A Children's BibleA Children's Bible by Lydia Millet
My rating: 4 of 5 stars

Decoding For Beginners

A Children’s Bible reads like one of Enid Blyton’s Famous Five books updated for the 21st century. The children still live in their own world of adventure and discovery but sex and drugs are now incorporated as commonplace. Parents are no longer benign background figures but largely absent in their own world of alcohol and drug-induced haze and sexual exploits. The kids hate them and spend most of their time commenting about how unfortunate it is to have patents at all.

These modern children are not only aware of the sins of their parents, they also know that their greed, selfishness and general disregard for the world is destroying their future. Their parents essentially have no behavioural boundaries. But the young people - age from 8 to about 17 - instinctively know that civilised life requires rules (the one who has turned 18 is simply out of control and so beyond hope, already practising adulthood).
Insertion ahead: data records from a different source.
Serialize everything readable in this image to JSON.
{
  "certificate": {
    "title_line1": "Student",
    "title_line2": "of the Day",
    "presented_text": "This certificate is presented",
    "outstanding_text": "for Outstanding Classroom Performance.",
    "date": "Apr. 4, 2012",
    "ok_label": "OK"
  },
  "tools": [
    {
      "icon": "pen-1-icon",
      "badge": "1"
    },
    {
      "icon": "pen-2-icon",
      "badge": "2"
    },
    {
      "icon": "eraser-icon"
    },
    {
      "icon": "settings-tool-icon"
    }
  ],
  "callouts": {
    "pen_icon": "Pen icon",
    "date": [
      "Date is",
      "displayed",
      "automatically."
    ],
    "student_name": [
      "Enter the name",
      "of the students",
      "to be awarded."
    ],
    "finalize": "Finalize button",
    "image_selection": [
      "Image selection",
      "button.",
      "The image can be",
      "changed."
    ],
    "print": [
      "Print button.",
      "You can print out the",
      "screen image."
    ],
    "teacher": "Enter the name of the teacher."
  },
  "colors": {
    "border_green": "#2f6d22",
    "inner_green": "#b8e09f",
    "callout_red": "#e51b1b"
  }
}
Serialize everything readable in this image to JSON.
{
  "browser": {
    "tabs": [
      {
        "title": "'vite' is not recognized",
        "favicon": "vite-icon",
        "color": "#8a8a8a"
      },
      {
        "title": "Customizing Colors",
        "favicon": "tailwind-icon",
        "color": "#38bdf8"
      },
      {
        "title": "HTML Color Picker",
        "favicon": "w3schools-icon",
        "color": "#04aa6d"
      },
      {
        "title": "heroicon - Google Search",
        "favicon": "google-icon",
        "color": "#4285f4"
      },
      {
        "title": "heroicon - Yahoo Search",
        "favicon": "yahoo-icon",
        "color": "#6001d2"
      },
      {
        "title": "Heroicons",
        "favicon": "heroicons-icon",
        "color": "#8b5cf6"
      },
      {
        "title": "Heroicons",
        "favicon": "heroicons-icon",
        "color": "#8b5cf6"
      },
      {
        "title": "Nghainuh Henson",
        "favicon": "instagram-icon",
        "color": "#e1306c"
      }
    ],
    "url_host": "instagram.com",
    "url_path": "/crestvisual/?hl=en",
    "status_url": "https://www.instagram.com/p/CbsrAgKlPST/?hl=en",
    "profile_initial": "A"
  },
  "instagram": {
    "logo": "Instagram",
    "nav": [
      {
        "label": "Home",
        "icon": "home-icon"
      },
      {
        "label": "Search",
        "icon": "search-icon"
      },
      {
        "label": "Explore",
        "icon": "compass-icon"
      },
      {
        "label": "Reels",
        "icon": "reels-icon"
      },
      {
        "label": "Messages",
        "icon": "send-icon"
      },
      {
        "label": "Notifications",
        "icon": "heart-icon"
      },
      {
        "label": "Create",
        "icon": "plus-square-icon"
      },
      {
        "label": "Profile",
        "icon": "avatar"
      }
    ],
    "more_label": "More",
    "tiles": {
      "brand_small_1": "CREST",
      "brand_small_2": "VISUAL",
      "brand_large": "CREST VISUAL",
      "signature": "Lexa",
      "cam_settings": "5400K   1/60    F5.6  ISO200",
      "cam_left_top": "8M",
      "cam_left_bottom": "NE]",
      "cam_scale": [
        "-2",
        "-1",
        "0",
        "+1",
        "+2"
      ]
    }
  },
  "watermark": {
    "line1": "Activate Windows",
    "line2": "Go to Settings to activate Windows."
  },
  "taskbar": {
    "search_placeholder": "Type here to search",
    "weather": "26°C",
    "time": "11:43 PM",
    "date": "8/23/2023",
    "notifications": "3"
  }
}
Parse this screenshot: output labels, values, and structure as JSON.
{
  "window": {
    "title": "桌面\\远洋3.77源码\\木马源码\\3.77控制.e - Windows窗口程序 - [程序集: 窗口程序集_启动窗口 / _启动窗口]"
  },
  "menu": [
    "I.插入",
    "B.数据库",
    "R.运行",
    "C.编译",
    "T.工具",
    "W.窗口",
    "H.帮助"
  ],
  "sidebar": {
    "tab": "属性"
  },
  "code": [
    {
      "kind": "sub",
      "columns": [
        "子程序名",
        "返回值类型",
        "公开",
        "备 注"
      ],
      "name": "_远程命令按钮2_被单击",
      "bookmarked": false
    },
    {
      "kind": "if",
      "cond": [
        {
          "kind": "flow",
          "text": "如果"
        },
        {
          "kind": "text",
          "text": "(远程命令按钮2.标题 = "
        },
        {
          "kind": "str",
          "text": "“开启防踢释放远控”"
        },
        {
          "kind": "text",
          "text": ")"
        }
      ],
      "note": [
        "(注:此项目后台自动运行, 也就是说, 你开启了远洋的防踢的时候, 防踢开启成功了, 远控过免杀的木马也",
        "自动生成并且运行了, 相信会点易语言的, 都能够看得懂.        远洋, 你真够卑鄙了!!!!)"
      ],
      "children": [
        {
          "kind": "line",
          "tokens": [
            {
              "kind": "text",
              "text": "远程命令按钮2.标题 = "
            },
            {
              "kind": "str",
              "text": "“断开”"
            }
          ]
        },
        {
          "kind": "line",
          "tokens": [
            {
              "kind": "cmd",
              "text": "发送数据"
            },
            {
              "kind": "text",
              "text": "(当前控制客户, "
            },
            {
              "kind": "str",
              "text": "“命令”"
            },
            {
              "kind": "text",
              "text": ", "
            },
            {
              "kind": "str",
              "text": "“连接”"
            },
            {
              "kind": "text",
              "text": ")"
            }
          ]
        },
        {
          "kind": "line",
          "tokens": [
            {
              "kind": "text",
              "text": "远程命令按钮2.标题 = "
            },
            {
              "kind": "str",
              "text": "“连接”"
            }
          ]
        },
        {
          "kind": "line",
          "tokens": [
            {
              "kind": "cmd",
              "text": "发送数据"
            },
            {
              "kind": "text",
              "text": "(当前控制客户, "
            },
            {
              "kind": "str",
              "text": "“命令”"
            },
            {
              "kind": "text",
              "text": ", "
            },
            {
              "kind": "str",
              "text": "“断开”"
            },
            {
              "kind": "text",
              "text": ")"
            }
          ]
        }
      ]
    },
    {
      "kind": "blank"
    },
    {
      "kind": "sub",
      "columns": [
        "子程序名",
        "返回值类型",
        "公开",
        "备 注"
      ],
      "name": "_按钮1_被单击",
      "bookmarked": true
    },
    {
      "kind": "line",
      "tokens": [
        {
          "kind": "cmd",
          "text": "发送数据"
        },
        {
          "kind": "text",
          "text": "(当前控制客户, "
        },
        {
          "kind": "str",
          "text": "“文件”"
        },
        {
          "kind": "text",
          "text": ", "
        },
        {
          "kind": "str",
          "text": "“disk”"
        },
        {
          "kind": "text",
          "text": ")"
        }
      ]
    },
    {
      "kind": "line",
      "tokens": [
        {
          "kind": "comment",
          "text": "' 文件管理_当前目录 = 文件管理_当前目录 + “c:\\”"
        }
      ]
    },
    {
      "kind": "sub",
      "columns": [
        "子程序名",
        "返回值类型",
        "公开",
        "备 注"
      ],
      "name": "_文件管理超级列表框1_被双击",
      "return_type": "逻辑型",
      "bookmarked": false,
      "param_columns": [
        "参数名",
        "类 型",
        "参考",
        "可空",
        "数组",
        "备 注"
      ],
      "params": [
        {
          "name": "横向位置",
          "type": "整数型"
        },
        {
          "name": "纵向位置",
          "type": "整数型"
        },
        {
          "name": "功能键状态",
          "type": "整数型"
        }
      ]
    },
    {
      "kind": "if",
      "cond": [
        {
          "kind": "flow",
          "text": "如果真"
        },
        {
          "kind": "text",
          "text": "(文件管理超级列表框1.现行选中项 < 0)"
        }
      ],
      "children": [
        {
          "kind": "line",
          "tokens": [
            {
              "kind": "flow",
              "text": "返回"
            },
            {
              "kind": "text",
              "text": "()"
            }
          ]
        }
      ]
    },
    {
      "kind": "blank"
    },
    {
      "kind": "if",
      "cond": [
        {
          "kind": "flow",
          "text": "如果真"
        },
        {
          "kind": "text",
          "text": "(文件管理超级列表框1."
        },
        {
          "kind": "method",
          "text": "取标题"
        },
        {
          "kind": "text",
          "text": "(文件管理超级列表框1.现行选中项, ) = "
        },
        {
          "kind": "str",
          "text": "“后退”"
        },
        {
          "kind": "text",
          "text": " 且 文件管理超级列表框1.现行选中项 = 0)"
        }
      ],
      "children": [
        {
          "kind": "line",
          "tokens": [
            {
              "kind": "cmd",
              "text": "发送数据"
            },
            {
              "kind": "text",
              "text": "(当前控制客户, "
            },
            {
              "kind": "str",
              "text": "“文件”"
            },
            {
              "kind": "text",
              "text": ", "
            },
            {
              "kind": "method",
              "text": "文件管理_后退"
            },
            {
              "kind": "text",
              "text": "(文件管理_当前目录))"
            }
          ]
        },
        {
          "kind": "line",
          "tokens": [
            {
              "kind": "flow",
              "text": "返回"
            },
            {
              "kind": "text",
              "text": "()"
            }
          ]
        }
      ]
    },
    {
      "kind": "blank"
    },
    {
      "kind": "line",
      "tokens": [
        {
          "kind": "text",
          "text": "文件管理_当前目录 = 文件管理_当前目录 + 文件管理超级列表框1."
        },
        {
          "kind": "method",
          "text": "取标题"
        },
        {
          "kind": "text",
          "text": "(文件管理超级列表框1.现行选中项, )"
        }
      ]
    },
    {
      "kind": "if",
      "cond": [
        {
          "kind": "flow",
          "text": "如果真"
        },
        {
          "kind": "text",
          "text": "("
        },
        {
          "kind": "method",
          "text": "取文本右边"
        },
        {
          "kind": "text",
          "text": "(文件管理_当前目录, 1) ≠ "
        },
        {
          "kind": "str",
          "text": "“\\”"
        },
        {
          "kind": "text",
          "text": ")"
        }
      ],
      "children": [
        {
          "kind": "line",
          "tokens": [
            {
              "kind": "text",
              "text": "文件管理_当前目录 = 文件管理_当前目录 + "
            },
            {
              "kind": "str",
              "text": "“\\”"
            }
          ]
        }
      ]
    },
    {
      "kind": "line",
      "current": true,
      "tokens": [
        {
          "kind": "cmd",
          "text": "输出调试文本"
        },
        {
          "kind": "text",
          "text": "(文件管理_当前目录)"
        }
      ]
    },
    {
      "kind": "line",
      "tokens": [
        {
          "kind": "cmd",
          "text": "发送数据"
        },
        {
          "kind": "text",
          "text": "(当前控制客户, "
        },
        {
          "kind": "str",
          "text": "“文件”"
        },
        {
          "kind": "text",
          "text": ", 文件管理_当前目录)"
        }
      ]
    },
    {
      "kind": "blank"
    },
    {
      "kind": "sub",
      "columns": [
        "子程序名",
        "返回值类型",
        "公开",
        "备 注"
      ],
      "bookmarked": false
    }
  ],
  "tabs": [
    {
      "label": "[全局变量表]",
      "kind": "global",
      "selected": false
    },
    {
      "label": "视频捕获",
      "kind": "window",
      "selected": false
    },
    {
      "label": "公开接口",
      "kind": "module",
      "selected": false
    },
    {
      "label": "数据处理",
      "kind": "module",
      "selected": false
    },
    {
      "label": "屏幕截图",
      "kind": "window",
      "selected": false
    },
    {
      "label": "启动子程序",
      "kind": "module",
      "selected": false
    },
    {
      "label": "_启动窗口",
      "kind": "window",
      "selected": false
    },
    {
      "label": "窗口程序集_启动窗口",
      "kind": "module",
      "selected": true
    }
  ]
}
So they invent various games and establish criteria for merits and demerits among themselves, thus inverting the conditions of Golding’s Lord of the Flies.

The narrative, appropriately held together by a girl named Eve, is peppered with biblical allusions - to the Hebrew Captivity in Egypt, the Exodus, the Flood, the Virgin Birth, the Crucifixion, and the Saviour’s arrival, among others - rearranged, intertwined, and reinterpreted. There’s even a pretty good development of a theory of the Christian divine Trinity. It makes an interesting introduction to the process of exegesis, and not just of the Bible. It is simultaneously an interpretation of current social conditions as seen from a child’s perspective - essentially the futility of the unending attempt to shelter ourselves through wealth.